クロノスは吸い込まれるようにブルタール伯の首を貫く。
「ひいいい」
ブルタール伯の隣座る貴族たちが、悲鳴を上げる。
鮮血が噴出し、周りを赤く染め上げる
「私はルイーゼ・フォン・フレイヘルム公爵だ。お嬢様でもなければ小娘でもない」
ブルタール伯を睨む。
白目をむき出し泡吹いている。
「ふはははは。それでは喋れぬか。くははは」
ブルタール伯のあまりの情けない顔に笑いが止まらない。
こんなにも笑ったのは久しぶりだ。
「おかしくないのか。つれないな。ふふふ」
おかしい、私以外はぴくりとも口角を上げないばかりか、まるで氷のように青白く固まった表情だ。
もしや、だれも気づいていないのか。
それもそうか、戦場慣れしているブルタール伯でさえ気づいていないものに紙とペンが武器の連中にはわかりにくかったか。
「少々、遊びが過ぎたな。これは幻術だよ」
ぱちんと指を鳴らし魔術によって作られた幻を解く。
剣はブルタール伯の喉に刺さってはいない。横をかすめて後ろの壁に突き刺さっているだけだ。

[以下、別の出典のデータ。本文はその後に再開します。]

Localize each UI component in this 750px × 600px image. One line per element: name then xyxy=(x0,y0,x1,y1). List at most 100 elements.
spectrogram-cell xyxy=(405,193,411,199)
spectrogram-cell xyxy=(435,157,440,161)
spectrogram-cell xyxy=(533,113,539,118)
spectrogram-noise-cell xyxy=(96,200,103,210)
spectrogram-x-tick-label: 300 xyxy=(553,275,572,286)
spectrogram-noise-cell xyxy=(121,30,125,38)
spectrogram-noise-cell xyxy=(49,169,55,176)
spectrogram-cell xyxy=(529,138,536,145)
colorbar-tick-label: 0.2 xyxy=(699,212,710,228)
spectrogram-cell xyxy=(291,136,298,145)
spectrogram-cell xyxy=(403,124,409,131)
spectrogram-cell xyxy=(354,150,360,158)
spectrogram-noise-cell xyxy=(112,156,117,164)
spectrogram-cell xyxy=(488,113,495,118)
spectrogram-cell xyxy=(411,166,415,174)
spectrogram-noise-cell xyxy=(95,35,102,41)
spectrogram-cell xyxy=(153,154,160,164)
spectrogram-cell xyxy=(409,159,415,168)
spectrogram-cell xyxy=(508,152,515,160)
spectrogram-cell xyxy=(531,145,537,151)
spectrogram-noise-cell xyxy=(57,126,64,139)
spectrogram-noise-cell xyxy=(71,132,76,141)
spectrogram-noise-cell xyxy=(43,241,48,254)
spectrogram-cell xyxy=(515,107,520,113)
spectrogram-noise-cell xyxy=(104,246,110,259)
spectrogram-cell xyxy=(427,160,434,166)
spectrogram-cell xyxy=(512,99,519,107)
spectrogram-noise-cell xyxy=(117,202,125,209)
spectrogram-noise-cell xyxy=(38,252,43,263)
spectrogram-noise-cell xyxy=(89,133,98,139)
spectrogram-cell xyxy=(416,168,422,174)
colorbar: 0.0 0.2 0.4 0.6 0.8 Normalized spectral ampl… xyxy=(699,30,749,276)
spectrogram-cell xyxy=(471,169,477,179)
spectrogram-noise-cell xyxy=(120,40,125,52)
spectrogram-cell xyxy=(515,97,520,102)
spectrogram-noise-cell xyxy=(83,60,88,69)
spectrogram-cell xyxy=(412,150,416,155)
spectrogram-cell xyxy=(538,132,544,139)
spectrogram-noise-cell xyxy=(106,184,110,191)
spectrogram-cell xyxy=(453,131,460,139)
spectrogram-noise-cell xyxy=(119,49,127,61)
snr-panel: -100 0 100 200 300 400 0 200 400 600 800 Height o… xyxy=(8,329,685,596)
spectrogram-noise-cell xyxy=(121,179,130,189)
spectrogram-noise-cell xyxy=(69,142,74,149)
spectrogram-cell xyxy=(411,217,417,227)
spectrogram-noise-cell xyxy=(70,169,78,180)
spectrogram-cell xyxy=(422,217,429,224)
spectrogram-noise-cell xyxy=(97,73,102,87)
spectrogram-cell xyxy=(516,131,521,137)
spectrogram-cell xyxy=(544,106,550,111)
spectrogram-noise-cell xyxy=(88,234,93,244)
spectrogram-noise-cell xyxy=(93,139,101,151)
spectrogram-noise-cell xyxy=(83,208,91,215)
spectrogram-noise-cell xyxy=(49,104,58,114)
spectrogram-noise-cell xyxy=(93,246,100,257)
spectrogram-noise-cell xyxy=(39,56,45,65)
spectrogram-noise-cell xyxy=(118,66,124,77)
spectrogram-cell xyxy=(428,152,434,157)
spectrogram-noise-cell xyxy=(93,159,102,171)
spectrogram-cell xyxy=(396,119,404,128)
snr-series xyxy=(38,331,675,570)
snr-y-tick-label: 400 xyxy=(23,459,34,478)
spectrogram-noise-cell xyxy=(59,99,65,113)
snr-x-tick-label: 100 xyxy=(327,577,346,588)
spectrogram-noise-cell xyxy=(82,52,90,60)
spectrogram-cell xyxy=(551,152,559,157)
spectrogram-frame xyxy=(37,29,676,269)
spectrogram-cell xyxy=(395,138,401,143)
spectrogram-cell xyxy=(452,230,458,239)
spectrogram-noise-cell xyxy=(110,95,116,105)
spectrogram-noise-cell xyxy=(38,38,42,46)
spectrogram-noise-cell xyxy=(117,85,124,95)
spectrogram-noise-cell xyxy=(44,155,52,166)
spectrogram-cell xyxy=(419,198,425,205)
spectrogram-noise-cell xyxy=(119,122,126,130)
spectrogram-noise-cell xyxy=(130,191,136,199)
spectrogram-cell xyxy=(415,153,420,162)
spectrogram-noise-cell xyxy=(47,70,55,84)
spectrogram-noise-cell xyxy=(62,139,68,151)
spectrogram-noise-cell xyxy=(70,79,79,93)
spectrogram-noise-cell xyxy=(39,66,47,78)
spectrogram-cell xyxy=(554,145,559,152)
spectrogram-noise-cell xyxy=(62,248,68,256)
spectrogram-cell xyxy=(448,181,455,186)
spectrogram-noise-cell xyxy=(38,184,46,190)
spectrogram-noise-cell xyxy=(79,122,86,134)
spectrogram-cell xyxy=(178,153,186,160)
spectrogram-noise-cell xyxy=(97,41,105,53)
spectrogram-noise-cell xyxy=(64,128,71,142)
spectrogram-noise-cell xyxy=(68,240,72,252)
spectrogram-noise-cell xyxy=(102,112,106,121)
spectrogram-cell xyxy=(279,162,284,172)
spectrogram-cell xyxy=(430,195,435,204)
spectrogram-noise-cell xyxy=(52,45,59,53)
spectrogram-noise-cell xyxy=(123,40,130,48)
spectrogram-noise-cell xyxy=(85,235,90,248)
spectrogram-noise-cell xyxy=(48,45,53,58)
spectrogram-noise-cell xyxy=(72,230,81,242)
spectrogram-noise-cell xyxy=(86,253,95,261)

この手の精神干渉系の魔術は実際には、戦場などでは役に立たない場合が多い。
これは幻だと認識されるだけで、簡単に解けてしまう。普及した後は大道芸以外にはさっぱり役に立たなかった。
この時はまだ、あまり魔術が発達していなので仕方がない。
私が使った精神干渉系の魔術は恐怖を増幅させるだけの最も簡易的なものだが、実用化は十年後だ。
魔術を解いたのでもう問題ないはずだが、皆、青ざめたままだ。文官気質の彼らには少し刺激が強すぎたのかもしれない。
「ブルタール伯、貴様からは領地と全財産を没収。一族郎党追放とする。運び出せ」
私の言うことを聞かないばかりか、暴言を吐くような人間はいらない。
公衆の面前でここまでの醜態をさらした以上、ブルタールの権威は失墜した。
前と同じように、反乱を起こす可能性もあるが、ひねりつぶせば問題ない。
さらにすべての権力と財産を奪い取る。ここまですればもう何もできまい。
「私はたった一人の公爵令嬢。そして今はフレイヘルム公爵だ。私に摂政はいらん。不服か?」
私の問いかけに皆、無言で応じる。
彼らの私を見る目は小娘を見る目から恐怖のまなざしへと変わった。
一様に跪き、首を垂れた。
だが、まだ、本当に忠義を誓ったとは到底思えない。
私は家臣たちの中にくすぶる反抗の火種を見逃しはしない。
「大変結構。クロノスもういいぞ」
私は神器、クロノスに呼びかける。クロノスはゆっくりと私の手の中に戻る。
再び剣を下へかざし、忠誠の儀を執り行う。
これで父の全権限を引き継ぎ、私は名実ともにフレイヘルム公爵となった。